Drawing in class: Rachel Smith at TEDxUFM

This is from one of many great posts on Rachel Smith's blog.

Facilitation by visual note-taking seems a fascinating and challenging profession. Listening is hard, and you're accountable in real time, in front of everybody, for capturing what was said in a helpful way.

I'm sure it helps to be a "visual person", but that alone is not enough. You have to absorb what's being said by people with different ways of thinking and communicating, some more "visualizable" than others. In a well-facilitated meeting, the participants shouldn't feel their thoughts are translated into visual form so much as reflected back to them. At least that's how I imagine it, and while Smith gives lots of encouragement along with her advice, it still seems very hard to me.

On top of that are the challenges any facilitator faces. There may be tensions within the group due to personalities or politics.

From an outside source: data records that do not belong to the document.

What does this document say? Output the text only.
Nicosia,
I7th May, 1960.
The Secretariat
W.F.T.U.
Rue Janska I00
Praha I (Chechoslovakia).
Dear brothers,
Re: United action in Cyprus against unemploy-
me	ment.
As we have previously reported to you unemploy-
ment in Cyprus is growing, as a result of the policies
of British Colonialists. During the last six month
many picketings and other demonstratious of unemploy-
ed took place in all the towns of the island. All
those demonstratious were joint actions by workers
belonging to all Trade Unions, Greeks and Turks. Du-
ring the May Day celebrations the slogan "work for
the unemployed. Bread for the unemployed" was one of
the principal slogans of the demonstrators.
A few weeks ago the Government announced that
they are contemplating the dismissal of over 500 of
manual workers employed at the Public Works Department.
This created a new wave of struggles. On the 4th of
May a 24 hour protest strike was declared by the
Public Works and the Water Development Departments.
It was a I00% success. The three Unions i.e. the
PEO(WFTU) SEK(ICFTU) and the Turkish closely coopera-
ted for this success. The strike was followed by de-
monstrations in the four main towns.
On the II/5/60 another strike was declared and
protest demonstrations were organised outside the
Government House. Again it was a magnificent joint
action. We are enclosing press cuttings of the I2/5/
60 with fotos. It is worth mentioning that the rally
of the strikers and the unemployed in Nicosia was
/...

There may be resentment at having a facilitator at all. Often people's thoughts will not be fully formed — that's probably why they're having the meeting in the first place. And the subject matter may be highly specialized; I assume a good facilitator does enough homework beforehand so they don't have to interrupt every five minutes to ask about basic terms and concepts.

2 thoughts on “Drawing in class: Rachel Smith at TEDxUFM

  1. This is really cool. Her talk brought back memories of middle school health class, where I took all my notes a single sheet of paper that, by the end of the term, was pretty crowded. It was more writing and less cartoony than Smith's examples, but it was still more cartoony than my notes for other classes. I guess because it wasn't a super-difficult class ("Just Say No") I thought I could experiment with the note taking. Maybe? It was so long ago, I have no idea what I was thinking. Boy, it would be cool to find that sheet of paper again.

  2. That's a cool memory to have. One of these days I'll have to find and dig through my old school notes. I wonder if I'd recognize the person who took them.